Ronn McMahon

Personal information
- Born: May 29, 1965 (age 59) Provo, Utah, U.S.
- Nationality: Canadian / American
- Listed height: 5 ft 9 in (1.75 m)
- Listed weight: 161 lb (73 kg)

Career information
- High school: Upland (Upland, California)
- College: Salt Lake CC (1985–1987); Eastern Washington (1987–1990);
- NBA draft: 1987: undrafted
- Playing career: 1991–199?
- Position: Point guard
- Number: 10

Career history
- 1991–1992: Yakima Sun Kings

Career highlights
- NCAA steals leader (1990); First-team All-Big Sky (1990);

= Ronn McMahon =

American-Canadian basketball player

Ronn McMahon (born May 29, 1965) is a former Canadian national men's basketball team player, but he was in fact born in Provo, Utah in the United States. While playing in college at Eastern Washington University, McMahon

A point guard, McMahon ended his collegiate career with Eastern Washington University men's basketball's second best steals getter, with a 3.52 average per game, 225 over his 3-year career, an average that trails only Mookie Blaylock's 3.8. McMahon's nine steals during a December 15, 1988 game against Portland State is his school's all-time record. He was named to the Big Sky all-conference first-team for 1989–90.
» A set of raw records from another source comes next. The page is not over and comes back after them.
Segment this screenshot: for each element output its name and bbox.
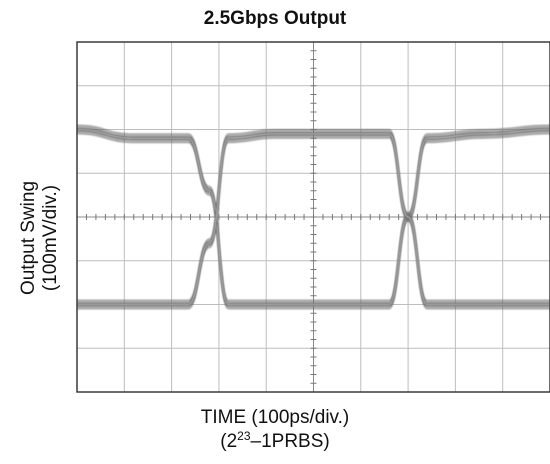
x-axis-label-base: (2 (220, 431, 238, 452)
eye-trace (77, 134, 550, 308)
x-axis-label-line2: (223–1PRBS) (0, 430, 550, 454)
y-axis-label-line1: Output Swing (18, 180, 39, 296)
eye-trace-highlight (76, 129, 550, 305)
eye-trace-highlight (76, 133, 550, 305)
eye-trace (76, 126, 550, 304)
eye-trace (76, 130, 550, 308)
traces (76, 124, 550, 310)
eye-trace (77, 136, 550, 310)
plot-frame (76, 41, 550, 393)
x-axis-label: TIME (100ps/div.) (223–1PRBS) (0, 406, 550, 454)
x-axis-label-rest: –1PRBS) (250, 431, 330, 452)
eye-trace (77, 128, 550, 302)
y-axis-label-line2: (100mV/div.) (40, 184, 61, 292)
x-axis-label-line1: TIME (100ps/div.) (200, 407, 350, 428)
y-axis-label: Output Swing (100mV/div.) (18, 88, 62, 388)
eye-trace (76, 132, 550, 310)
eye-trace (76, 124, 550, 302)
eye-trace (77, 130, 550, 304)
chart-title: 2.5Gbps Output (203, 8, 347, 29)
x-axis-label-exponent: 23 (237, 429, 251, 443)
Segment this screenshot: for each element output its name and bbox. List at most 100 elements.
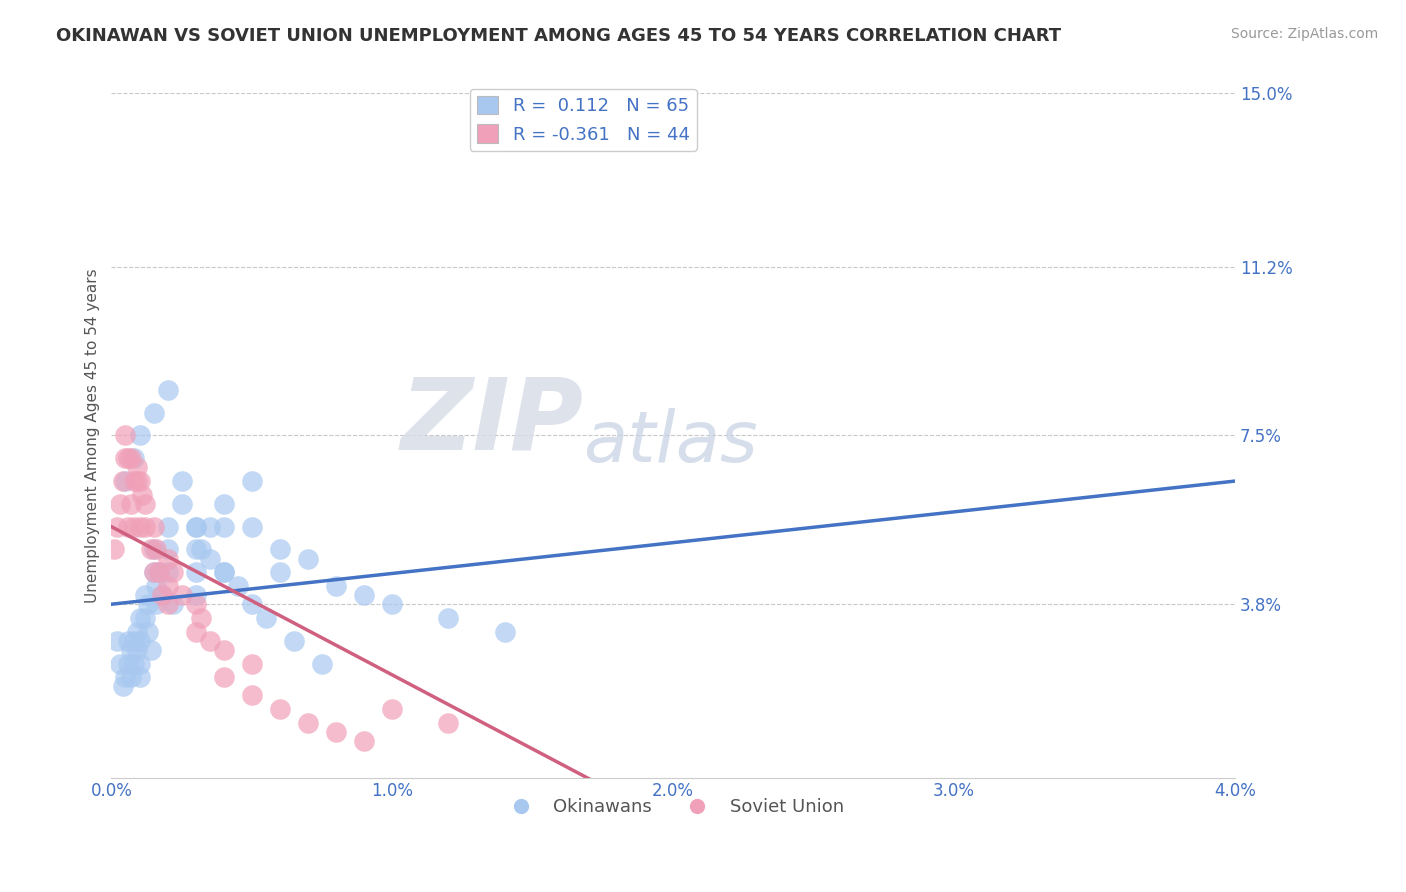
Point [254,611,277,625]
Point [105,633,128,648]
Point [142,566,165,580]
Point [114,474,136,488]
Point [297,551,319,566]
Point [120,451,142,466]
Point [269,702,291,716]
Point [184,597,207,611]
Point [190,611,212,625]
Point [145,597,167,611]
Point [117,657,139,671]
Point [226,579,249,593]
Point [156,519,179,533]
Point [353,588,375,602]
Point [381,597,404,611]
Point [212,519,235,533]
Point [170,474,193,488]
Point [150,588,173,602]
Y-axis label: Unemployment Among Ages 45 to 54 years: Unemployment Among Ages 45 to 54 years [86,268,100,603]
Point [184,588,207,602]
Point [128,670,150,684]
Point [128,611,150,625]
Point [184,624,207,639]
Text: Source: ZipAtlas.com: Source: ZipAtlas.com [1230,27,1378,41]
Point [122,451,145,466]
Point [125,460,148,475]
Point [190,542,212,557]
Point [212,566,235,580]
Text: atlas: atlas [583,408,758,477]
Point [148,566,170,580]
Point [145,542,167,557]
Point [494,624,516,639]
Text: ZIP: ZIP [401,373,583,470]
Point [120,497,142,511]
Point [117,633,139,648]
Point [156,597,179,611]
Point [134,611,156,625]
Point [184,542,207,557]
Point [128,657,150,671]
Point [134,588,156,602]
Point [136,597,159,611]
Point [162,597,184,611]
Point [437,715,460,730]
Point [212,566,235,580]
Point [139,542,162,557]
Point [184,519,207,533]
Point [170,497,193,511]
Point [156,579,179,593]
Point [437,611,460,625]
Point [108,657,131,671]
Point [198,551,221,566]
Point [240,519,263,533]
Point [240,657,263,671]
Point [120,670,142,684]
Point [128,474,150,488]
Point [122,633,145,648]
Point [240,474,263,488]
Point [122,657,145,671]
Legend: Okinawans, Soviet Union: Okinawans, Soviet Union [495,791,851,823]
Point [142,406,165,420]
Point [311,657,333,671]
Point [283,633,305,648]
Point [122,519,145,533]
Point [142,519,165,533]
Point [105,519,128,533]
Point [120,643,142,657]
Point [128,633,150,648]
Point [198,519,221,533]
Point [156,542,179,557]
Point [297,715,319,730]
Point [240,597,263,611]
Point [156,566,179,580]
Point [162,566,184,580]
Point [212,670,235,684]
Point [142,542,165,557]
Point [240,689,263,703]
Point [117,451,139,466]
Point [325,579,347,593]
Point [269,566,291,580]
Text: OKINAWAN VS SOVIET UNION UNEMPLOYMENT AMONG AGES 45 TO 54 YEARS CORRELATION CHAR: OKINAWAN VS SOVIET UNION UNEMPLOYMENT AM… [56,27,1062,45]
Point [198,633,221,648]
Point [103,542,125,557]
Point [125,624,148,639]
Point [125,474,148,488]
Point [381,702,404,716]
Point [150,588,173,602]
Point [114,451,136,466]
Point [325,725,347,739]
Point [269,542,291,557]
Point [125,643,148,657]
Point [142,566,165,580]
Point [184,519,207,533]
Point [114,670,136,684]
Point [136,624,159,639]
Point [139,643,162,657]
Point [108,497,131,511]
Point [212,643,235,657]
Point [145,579,167,593]
Point [134,519,156,533]
Point [111,474,134,488]
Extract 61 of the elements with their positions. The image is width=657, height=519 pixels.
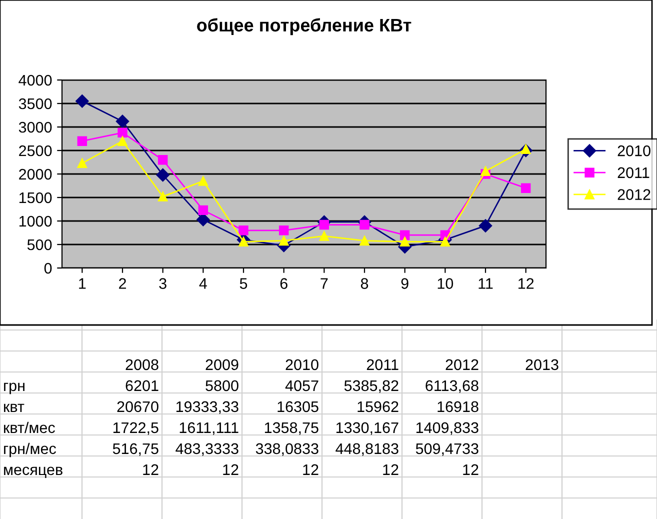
x-tick-label: 1 bbox=[79, 278, 86, 289]
text: квт/мес bbox=[4, 422, 55, 434]
text: 509,4733 bbox=[416, 443, 478, 456]
text: 1722,5 bbox=[113, 422, 158, 435]
y-tick-label: 3500 bbox=[18, 98, 52, 110]
x-tick-label: 8 bbox=[360, 278, 368, 289]
text: грн/мес bbox=[4, 442, 56, 458]
x-tick-label: 9 bbox=[401, 278, 408, 289]
x-tick-label: 4 bbox=[199, 278, 207, 289]
text: 2012 bbox=[446, 359, 478, 370]
text: 4057 bbox=[285, 380, 318, 392]
text: 448,8183 bbox=[336, 443, 398, 456]
y-tick-label: 1000 bbox=[19, 216, 52, 227]
text: месяцев bbox=[4, 466, 62, 478]
text: 16305 bbox=[278, 401, 318, 412]
x-tick-label: 6 bbox=[280, 278, 288, 289]
text: 16918 bbox=[438, 401, 478, 412]
text: 5385,82 bbox=[344, 380, 398, 393]
y-tick-label: 3000 bbox=[18, 122, 52, 133]
x-tick-label: 12 bbox=[518, 278, 534, 289]
text: 12 bbox=[463, 464, 478, 475]
text: 15962 bbox=[358, 401, 398, 412]
text: 5800 bbox=[206, 380, 238, 392]
y-tick-label: 4000 bbox=[18, 74, 52, 86]
text: 1611,111 bbox=[180, 422, 238, 435]
text: 2009 bbox=[206, 359, 238, 370]
text: 1330,167 bbox=[336, 422, 398, 435]
text: квт bbox=[4, 404, 24, 412]
y-tick-label: 0 bbox=[44, 262, 52, 274]
text: 19333,33 bbox=[176, 401, 238, 414]
text: 20670 bbox=[117, 401, 158, 412]
text: 2008 bbox=[126, 359, 158, 370]
text: 2010 bbox=[286, 359, 318, 370]
text: 1358,75 bbox=[264, 422, 318, 435]
text: 2013 bbox=[526, 359, 558, 370]
text: 12 bbox=[223, 464, 238, 475]
y-tick-label: 500 bbox=[27, 239, 52, 250]
legend-label: 2010 bbox=[618, 145, 650, 156]
x-tick-label: 7 bbox=[320, 278, 328, 289]
text: 516,75 bbox=[112, 443, 158, 456]
x-tick-label: 10 bbox=[438, 278, 454, 289]
legend-label: 2011 bbox=[618, 167, 650, 178]
x-tick-label: 5 bbox=[240, 278, 248, 289]
text: 483,3333 bbox=[176, 443, 238, 456]
text: 12 bbox=[143, 464, 158, 475]
x-tick-label: 11 bbox=[478, 278, 493, 289]
x-tick-label: 2 bbox=[119, 278, 126, 289]
y-tick-label: 2500 bbox=[19, 145, 52, 156]
text: 1409,833 bbox=[416, 422, 478, 435]
text: грн bbox=[4, 382, 24, 394]
text: 12 bbox=[303, 464, 318, 475]
y-tick-label: 1500 bbox=[19, 192, 52, 204]
text: 6201 bbox=[126, 380, 158, 392]
chart-title: общее потребление КВт bbox=[197, 18, 412, 36]
text: 12 bbox=[383, 464, 398, 475]
x-tick-label: 3 bbox=[159, 278, 166, 289]
text: 2011 bbox=[366, 359, 398, 370]
y-tick-label: 2000 bbox=[19, 168, 52, 180]
text: 338,0833 bbox=[256, 443, 318, 456]
text: 6113,68 bbox=[426, 380, 478, 393]
legend-label: 2012 bbox=[618, 189, 650, 200]
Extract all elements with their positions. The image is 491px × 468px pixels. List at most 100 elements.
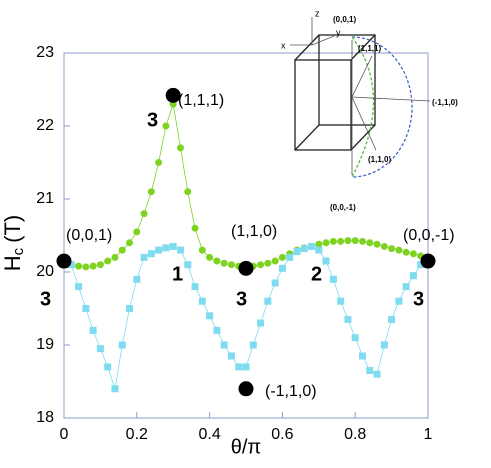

McMahon was Canada's starting point guard at the 1994 FIBA World Championship as well as the 1992 FIBA Tournament of the Americas. They finished 7th and 5th respectively in these tournaments.

He played professionally in 1991–92 with the Yakima Sun Kings of the Continental Basketball Association. McMahon now lives in Tacoma, Washington with his family and works for the YMCA.